Je n’ai pas du tout voulu faire un travail théâtral, il ne s’agissait pas d’imposer à Emma des trucs d’acteur, mais de regarder ce qu’elle apportait, elle, comme sensibilité, comme émotion, comme rythmique, comme musicalité. Ce que j’ai développé, ce sont ses possibilités de respiration, d’élargissement du texte, de netteté de diction. Je lui indique quand les choses ne sont pas claires, et j’organise un peu la succession des rythmes et des tons de manière à faire une chose construite et suffisamment variée. Il faut comme toujours se laisser guider par ce qui vient des textes et ce qui vient de l’auteur, et là on a tous les repères possibles. J’ai constaté que dans ce qu’on appelle son « délire », il y a une construction extrêmement précise, une signification très claire et très importante, c’est un discours totalement cohérent. De La Malcastrée nous avons gardé des parties très longues pour ne pas interrompre un souffle, une ligne, une continuité. Les phrases injectées de L’Itinéraire viennent objectiver des choses qui sont démontrées par l’écoulement du délire. Ce sont des phrases plus courtes, qui sont comme perpendiculaires par rapport aux autres.

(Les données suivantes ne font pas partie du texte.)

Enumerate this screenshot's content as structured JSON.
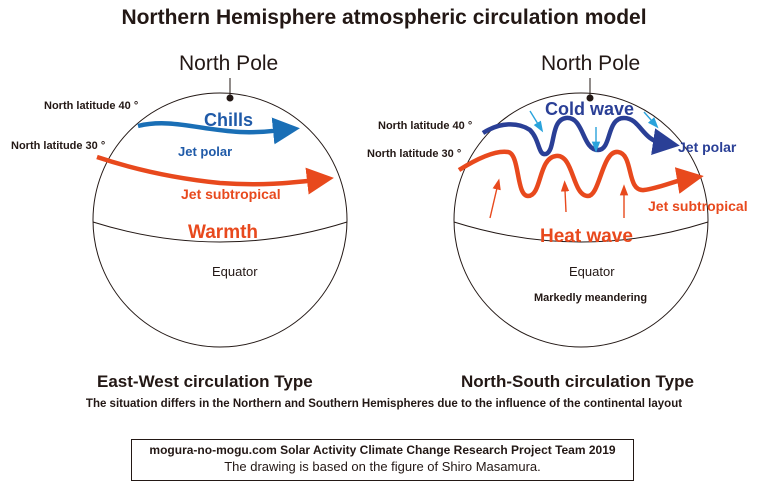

Le spectacle est très silencieux, il passe par des tons très bas. Emma elle-même est extrêmement douce, ce qui n’empêche pas une grande violence. Il y a dans son parler une violence qui s’insinue, qui s’inocule comme un liquide se répand dans les veines. Mais elle est capable aussi de grandes envolées lyriques, d’une grande rythmique de tragédien, me faisant aussi penser à quelque chose de complétement donné qui sortait de quelqu’un comme Edith Piaf, ou à ces vibrations qui sortaient de quelqu’un comme Billie Holiday.

Le lieu est un miracle d’acoustique, qui permet des tons très bas, et des résonances sur les cheminées de brique ou dans les trous. Emma peut fuir le public, disparaître, se promener dans une enfilade de caves, et sans élever la voix le son passe à travers les murs d’une manière intacte, le texte nous arrive comme l’écriture pure à travers les salles. C’est un lieu qui n’était pas du tout un décor prévu à l’avance, mais il s’est mis à fonctionner avec le texte, dans des possibilités de ressemblance avec l’asile, ou la prison, avec les murs crasseux, pisseux, avec le renfermement du silence. Emma s’y sent très bien parce que c’est devenu son lieu, elle se promène dedans. Il nous fait penser aussi à des intérieurs de corps : un cerveau, avec des canaux et des cellules, une matrice. La colonne peut faire penser à un sexe d’homme, le trou à un sexe de femme, toutes choses dont il est beaucoup question. Les murs mêmes se sont mis à vivre en fonction du texte.